Séraphin, Séraphine, Serafina

Seraphim_-_Petites_Heures_de_Jean_de_BerryOrigin: Hebrew
Meaning: “burning ones.”

In the Old Testament, the seraphim (plural for seraph) were a class of celestial beings, in Isaiah they are mentioned as having human forms and in Christian tradition, the seraphim are thought of as the highest ranking group of angels. The word itself is a latinization of the Hebrew word serap meaning “to burn” a word also used to describe the venom of snakes e.g. Isaiah 30:6, the word is used interchangeably with the Hebrew word nachash meaning “serpents.” In Isaiah 6:1-3, the seraphim are described as follows:

“…I saw the Lord seated on a high and lofty throne with the train of His garment filling the temple seraphim were stationed above; each of them had six wings: with two they veiled their faces, with two they veiled their feet, and with two they hovered aloft.” ‘Holy, Holy, Holy is the Lord of Hosts’ they cried one to the other. ‘All earth is filled with His glory!'”
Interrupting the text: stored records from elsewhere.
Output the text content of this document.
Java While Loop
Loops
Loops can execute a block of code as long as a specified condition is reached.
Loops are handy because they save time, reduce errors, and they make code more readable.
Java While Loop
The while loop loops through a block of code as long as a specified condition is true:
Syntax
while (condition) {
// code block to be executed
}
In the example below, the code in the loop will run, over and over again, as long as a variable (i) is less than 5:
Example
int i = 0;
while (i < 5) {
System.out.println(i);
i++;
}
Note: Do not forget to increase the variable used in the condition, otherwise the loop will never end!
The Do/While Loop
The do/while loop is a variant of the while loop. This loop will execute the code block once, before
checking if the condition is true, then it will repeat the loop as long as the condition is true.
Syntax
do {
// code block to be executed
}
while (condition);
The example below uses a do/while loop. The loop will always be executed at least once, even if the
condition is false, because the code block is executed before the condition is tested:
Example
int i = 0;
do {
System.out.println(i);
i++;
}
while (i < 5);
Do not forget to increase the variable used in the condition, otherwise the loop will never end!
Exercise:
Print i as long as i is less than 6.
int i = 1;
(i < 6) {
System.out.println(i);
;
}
This is the sole use of the word seraphim to describe angelic beings in the canonic Hebrew Bible. In the Book of Enoch, however, the word seraphim appears several times in which they are described as standing closest to the throne of God.
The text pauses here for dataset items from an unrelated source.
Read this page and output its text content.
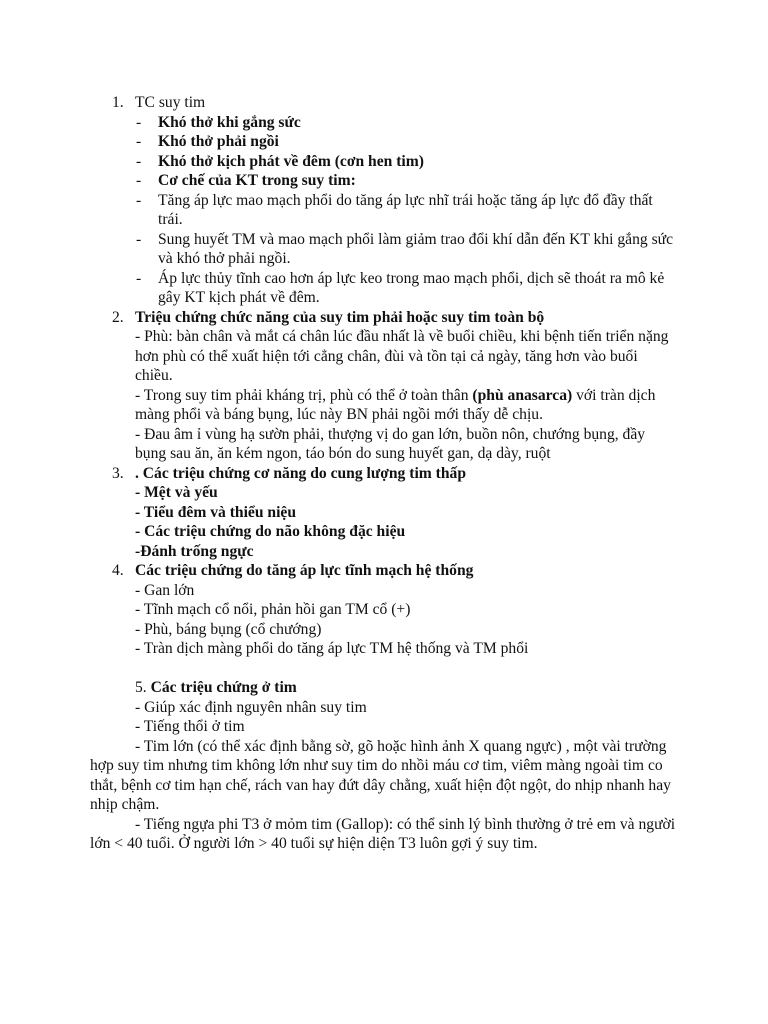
1. TC suy tim
- Khó thở khi gắng sức
- Khó thở phải ngồi
- Khó thở kịch phát về đêm (cơn hen tim)
- Cơ chế của KT trong suy tim:
- Tăng áp lực mao mạch phổi do tăng áp lực nhĩ trái hoặc tăng áp lực đổ đầy thất trái.
- Sung huyết TM và mao mạch phổi làm giảm trao đổi khí dẫn đến KT khi gắng sức và khó thở phải ngồi.
- Áp lực thủy tĩnh cao hơn áp lực keo trong mao mạch phổi, dịch sẽ thoát ra mô kẻ gây KT kịch phát về đêm.
2. Triệu chứng chức năng của suy tim phải hoặc suy tim toàn bộ
- Phù: bàn chân và mắt cá chân lúc đầu nhất là về buổi chiều, khi bệnh tiến triển nặng hơn phù có thể xuất hiện tới cẳng chân, đùi và tồn tại cả ngày, tăng hơn vào buổi chiều.
- Trong suy tim phải kháng trị, phù có thể ở toàn thân (phù anasarca) với tràn dịch màng phổi và báng bụng, lúc này BN phải ngồi mới thấy dễ chịu.
- Đau âm ỉ vùng hạ sườn phải, thượng vị do gan lớn, buồn nôn, chướng bụng, đầy bụng sau ăn, ăn kém ngon, táo bón do sung huyết gan, dạ dày, ruột
3. . Các triệu chứng cơ năng do cung lượng tim thấp
- Mệt và yếu
- Tiểu đêm và thiểu niệu
- Các triệu chứng do não không đặc hiệu
-Đánh trống ngực
4. Các triệu chứng do tăng áp lực tĩnh mạch hệ thống
- Gan lớn
- Tĩnh mạch cổ nổi, phản hồi gan TM cổ (+)
- Phù, báng bụng (cổ chướng)
- Tràn dịch màng phổi do tăng áp lực TM hệ thống và TM phổi
5. Các triệu chứng ở tim
- Giúp xác định nguyên nhân suy tim
- Tiếng thổi ở tim
- Tim lớn (có thể xác định bằng sờ, gõ hoặc hình ảnh X quang ngực) , một vài trường hợp suy tim nhưng tim không lớn như suy tim do nhồi máu cơ tim, viêm màng ngoài tim co thắt, bệnh cơ tim hạn chế, rách van hay đứt dây chằng, xuất hiện đột ngột, do nhịp nhanh hay nhịp chậm.
- Tiếng ngựa phi T3 ở mỏm tim (Gallop): có thể sinh lý bình thường ở trẻ em và người lớn < 40 tuổi. Ở người lớn > 40 tuổi sự hiện diện T3 luôn gợi ý suy tim.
According to Maimonides, a medieval Jewish Rabbi and Scholar, the seraphim are the fifth rank of the ten ranks of angels and the seraphim are apart of the angelarchy of Orthodox Judaism, they are referred to in the Kedushah.

In Christian theology, the seraphim are the highest ranking choir of angels, they are mentioned in Revelations 6-8, they are believed to be the attendants of God’s throne, they are mentioned numerous times by St. Thomas Aquinas and several other famous Christian theologians.

Its feminine form of Serafina, was very popular in medieval Italy, it was borne by a Christian saint, whose cult is paticularly popular in Tuscany. Also known as St. Fina (1238-1253) she was the daughter of a local nobleman by the name of Cambio dei Ciardi. She was paralysed from tuberculosis at a very young age, and suffered miserably on an oak table she used as a bed (of her own volition),


she died at the age of 15. Many miracles and legends are attributed to her, and in the town of San Gimignano where she was born and is buried, a festival is held in her honour on March 12. It is borne by another Italian saint Serafina Sforza  (borne Sveva da Montefeltro) 1434-1478 an Italian noblewoman who chose to live the life of a poor clare after the death of her husband.

Serafina Pekkala is a fictional character in Phillip Pullman’s His Dark Materials triology, the famed Golden Compass and the Amber Spyglass are two notable books of the series. Serafina Ouistit is the pseudonym of Dutch musician and artist Bloem de Wilde de Ligny.

Recently, Ben Affleck and Jennifer Garner named their second daughter Seraphina Rose Elizabeth.

Séraphine is the French feminine counterpart and Séraphin the masculine form. It was borne by Séraphine de Selis Louis a famous French painter (1864-1942). It is also the name of a musical wind instrument. On its masculine front, the name is borne by an Italian saint Serafino de Montegranaro (1540-1604), he was known for his dedication in comforting the poor. Sanctus Seraphin1699-1758 (aka Santo Serafino) was a famous violin maker, it was also borne by Kenyan olympic runner Seraphino Antao (b. 1937) of Goan parents.

Serafim_and_a_bearIt was also borne by a Russian saint Serafim of Sarov (1759-1833) known as one of the first Starsys (Elders) and greatest starsys of the 19th-century.

Serafin is the name of a village in east-central Poland.

Other masculine forms of the name include: (alphabetical by nationality)

  • Séraphin (French)
  • Serafeim (Greek)
  • Serafino (Italian)
  • Seraphinus (Late Latin)
  • Serapinas (Lithuanian)
  • Serafin (Polish/Romansch/Serbo-Croatian)
  • Serafim (Russian/Romanian)
  • Serafín (Spanish)

Feminine forms include:

  • Séraphine (French)
  • Serafina (Italian/Romanian/Spanish/Polish/Serbo-Croatian)
  • Fina (Italian: often used as an independent given name)
  • Serapina (Lithuanian)
  • Serafima (Russian/Romanian)
  • Serafia (Swedish: archaic)
  • The designated name-day in Western European calenders is October 12.

    6 thoughts on “Séraphin, Séraphine, Serafina

    1. I adore this name, for the sound and femininity, but most importantly for the meaning… I collect names with a fiery meaning and Seraphine is my absolute favourite… ^^ Not too keen on Seraphina, it’s a bit too much on the frilly side for my tastes ^^

    2. The form Serafia was used in Sweden around the turn of the century, but is now (unfortunately) very rare.